Envision a highly motivated, educated work force so eager to please they give tirelessly of themselves solely for the experience. Now imagine it snatched away because of bickering law makers.
Internships are a right-of-passage for many college students. Every year hundreds of applications are submitted to congressional offices in hopes of obtaining a precious position with the federal government of the United States. However, in the face of tumultuous economic times, many of these hard-earned, volunteer positions were threatened.
For the first time since November 1995, the U.S. Federal Government shutdown to expenditure. On Tuesday, October 1, 2013, over 800,000 government employees found themselves on furlough due to political conflicts. Everything from national parks and monuments to certain branches of the military absorbed the impact of Congressional in-fighting over the federal budget. Interns were a forgotten casualty in this great battle between House Republicans and Senate Democrats. Brea Wilkerson, a 2013 Hampton graduate with a degree in Political Science and full-time legislative intern and Taylor-Renee Collins-Headley, a Howard University Broadcast Journalism Senior, part-time intern sat down to share their experiences.
“It’s helping direct where I want to do in life. [Interning] teaches me many things I wouldn’t have known otherwise” Wilkerson says.
Wilkerson first developed a love for government in middle school when she served as a senate page in North Carolina. She continually engaged in student government and is very delighted to have the opportunity to serve on Capitol Hill.

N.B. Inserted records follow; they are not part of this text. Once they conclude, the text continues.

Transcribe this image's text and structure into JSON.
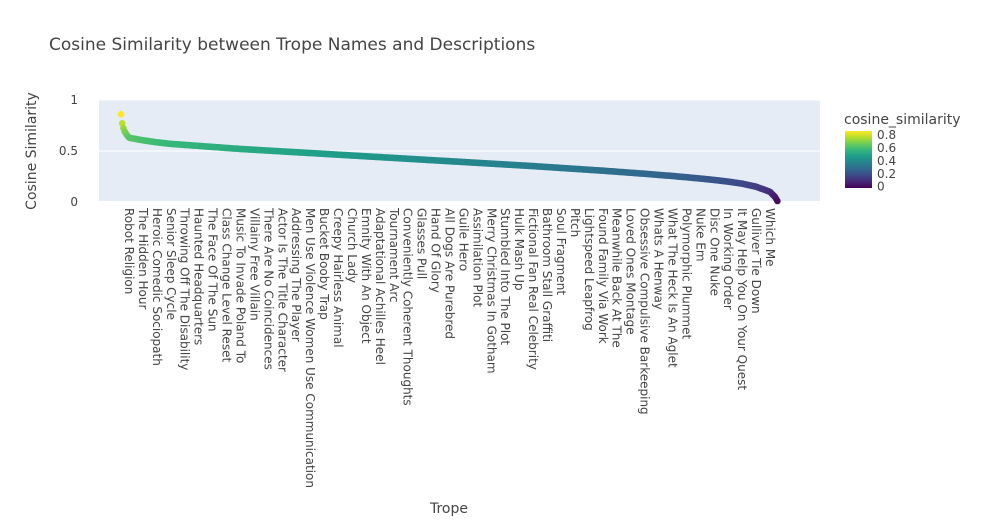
{
  "chart_data": {
    "type": "scatter",
    "title": "Cosine Similarity between Trope Names and Descriptions",
    "xlabel": "Trope",
    "ylabel": "Cosine Similarity",
    "ylim": [
      0,
      1
    ],
    "y_ticks": [
      "0",
      "0.5",
      "1"
    ],
    "grid": true,
    "colorscale": "Viridis",
    "colorbar": {
      "title": "cosine_similarity",
      "range": [
        -0.02,
        0.86
      ],
      "ticks": [
        "0",
        "0.2",
        "0.4",
        "0.6",
        "0.8"
      ]
    },
    "colors": {
      "plot_bg": "#E5ECF6",
      "grid": "#FFFFFF",
      "text": "#444444"
    },
    "categories": [
      "Robot Religion",
      "The Hidden Hour",
      "Heroic Comedic Sociopath",
      "Senior Sleep Cycle",
      "Throwing Off The Disability",
      "Haunted Headquarters",
      "The Face Of The Sun",
      "Class Change Level Reset",
      "Music To Invade Poland To",
      "Villainy Free Villain",
      "There Are No Coincidences",
      "Actor Is The Title Character",
      "Addressing The Player",
      "Men Use Violence Women Use Communication",
      "Bucket Booby Trap",
      "Creepy Hairless Animal",
      "Church Lady",
      "Emnity With An Object",
      "Adaptational Achilles Heel",
      "Tournament Arc",
      "Conveniently Coherent Thoughts",
      "Glasses Pull",
      "Hand Of Glory",
      "All Dogs Are Purebred",
      "Guile Hero",
      "Assimilation Plot",
      "Merry Christmas In Gotham",
      "Stumbled Into The Plot",
      "Hulk Mash Up",
      "Fictional Fan Real Celebrity",
      "Bathroom Stall Graffiti",
      "Soul Fragment",
      "Pitch",
      "Lightspeed Leapfrog",
      "Found Family Via Work",
      "Meanwhile Back At The",
      "Loved Ones Montage",
      "Obsessive Compulsive Barkeeping",
      "Whats A Henway",
      "What The Heck Is An Aglet",
      "Polymorphic Plummet",
      "Nuke Em",
      "Disc One Nuke",
      "In Working Order",
      "It May Help You On Your Quest",
      "Gulliver Tie Down",
      "Which Me"
    ],
    "values": [
      0.63,
      0.605,
      0.585,
      0.57,
      0.56,
      0.55,
      0.54,
      0.53,
      0.52,
      0.512,
      0.504,
      0.496,
      0.488,
      0.48,
      0.472,
      0.464,
      0.456,
      0.448,
      0.44,
      0.432,
      0.424,
      0.416,
      0.408,
      0.4,
      0.392,
      0.384,
      0.376,
      0.368,
      0.36,
      0.352,
      0.343,
      0.334,
      0.325,
      0.316,
      0.307,
      0.297,
      0.287,
      0.277,
      0.266,
      0.255,
      0.243,
      0.23,
      0.216,
      0.2,
      0.18,
      0.15,
      0.1
    ],
    "start_peak": 0.86,
    "end_value": 0.0
  }
}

Her future plans include law school and hopefully a position as a senator which would enable her to help her hometown community through legislation.

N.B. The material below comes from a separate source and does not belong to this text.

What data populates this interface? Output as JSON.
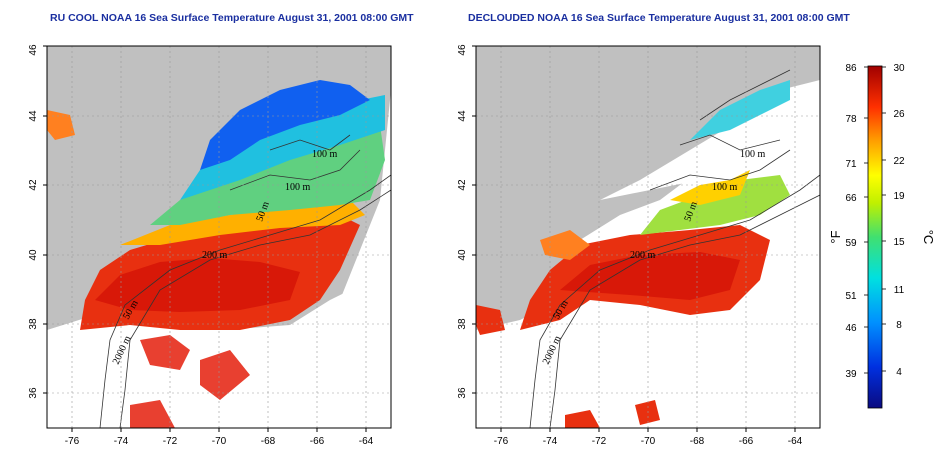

Unlike Brea, Taylor has not always dreamt of a career in politics. However, as a future broadcast journalist, she understood the importance of the obvious connection between news and politics. “As a journalist, it’s great to have an inside perspective of how laws are made. Not everyone gets that. It really affects every other field.” Both young women felt the shock of the government shutdown. Wilkerson expressed that since she was uncertain of whether to come into the office, she spent money to commute to and from the Hill as the result of conflicting reports from staffers. “It’s no one’s fault. Everyone was confused on the issue,” Wilkerson shares. Without being able to work, its an expense Wilkerson believes to be a waste if she isn’t getting the benefit of experience. Collins-Headley revealed that she is thankful her position with the Legislator is not her primary internship or else her credits for graduation would be compromised.

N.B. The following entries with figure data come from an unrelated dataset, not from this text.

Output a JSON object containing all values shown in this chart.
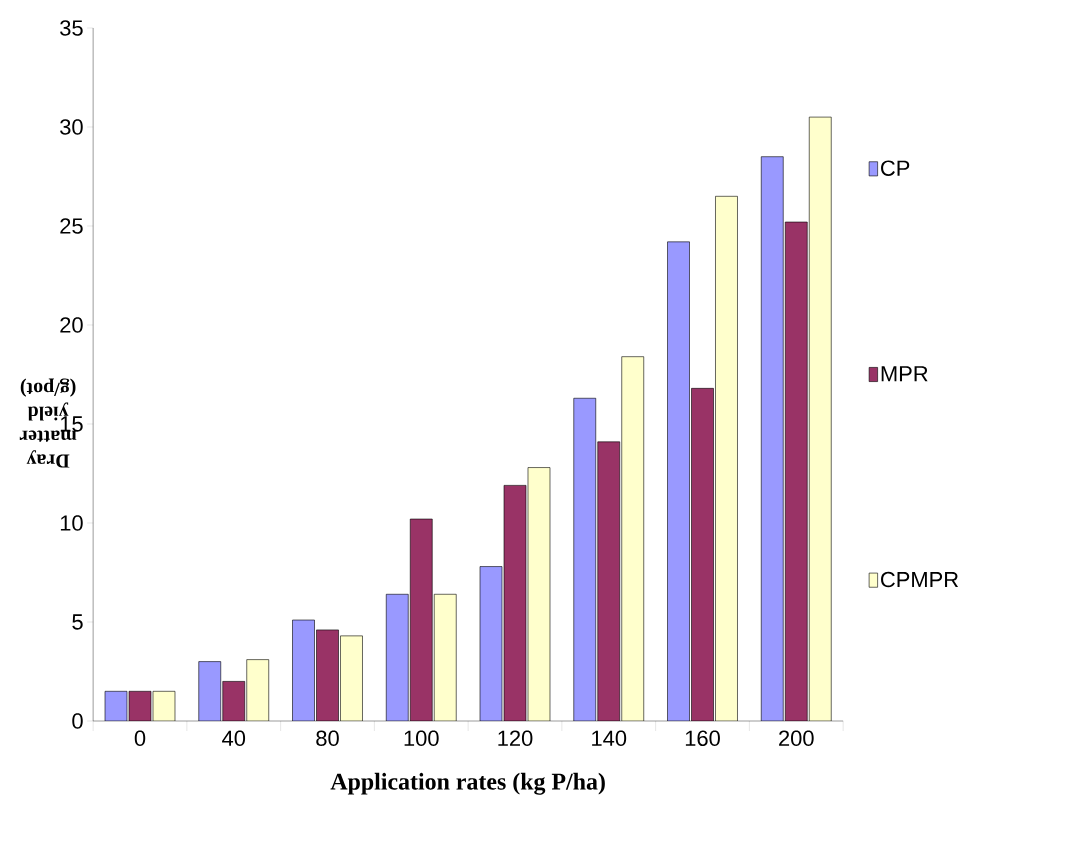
{
  "chart_data": {
    "type": "bar",
    "xlabel": "Application rates (kg P/ha)",
    "ylabel": "Dray matter yield (g/pot)",
    "categories": [
      "0",
      "40",
      "80",
      "100",
      "120",
      "140",
      "160",
      "200"
    ],
    "series": [
      {
        "name": "CP",
        "color": "#9999ff",
        "values": [
          1.5,
          3,
          5.1,
          6.4,
          7.8,
          16.3,
          24.2,
          28.5
        ]
      },
      {
        "name": "MPR",
        "color": "#993366",
        "values": [
          1.5,
          2,
          4.6,
          10.2,
          11.9,
          14.1,
          16.8,
          25.2
        ]
      },
      {
        "name": "CPMPR",
        "color": "#ffffcc",
        "values": [
          1.5,
          3.1,
          4.3,
          6.4,
          12.8,
          18.4,
          26.5,
          30.5
        ]
      }
    ],
    "ylim": [
      0,
      35
    ],
    "yticks": [
      0,
      5,
      10,
      15,
      20,
      25,
      30,
      35
    ],
    "legend": "right",
    "grid": false
  }
}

As the shutdown continued, Brea Wilkerson reported that she, along with other legislative interns, were officially cleared to resume interning after checking with the ethics board. Wilkerson was glad to be back working and is currently keeping up with developments from the congressional floor.
In 1995, the nation wanted to know who would be dismissed as a result of the shutdown. The terminology to determine who did or did not keep a paycheck was “essential” and “nonessential.” In today’s crisis, these terms have resurfaced and many workers feel slighted when the job they devote so much of their time and energy to is deemed “nonessential” to government functioning. Interns fall into a peculiar category. At a glance, they appear as merely fledging “wannabes” who are meant to only fetch coffee, deliver messages, shred papers and serve as a barrier between crazies and legislative assistants. However, most interns realize the true worth of their work. “We are believed to be nonessential because we don’t make the big decisions, but that is not the case.” Collins-Headley asserted. “We do the things [staffers] don’t have time for. They are able to do their jobs because we do ours” Wilkerson added.
The Federal Shutdown of 2013 was the result of Congress’ inability to compromise on federal spending. “Its childish how they go tit for tat back and forth. I believe all of it could have been avoided,” says Wilkerson.
Interning is a huge element of higher education. It allows students to get a preview into life in the real world. During the shutdown this valuable learning tool was compromised. The nation must be careful of partisan bickering and its on affect the education of future leaders, though unfortunately this is often the case. Though the job of the intern seems menial, to those in such positions, it is a major accomplishment.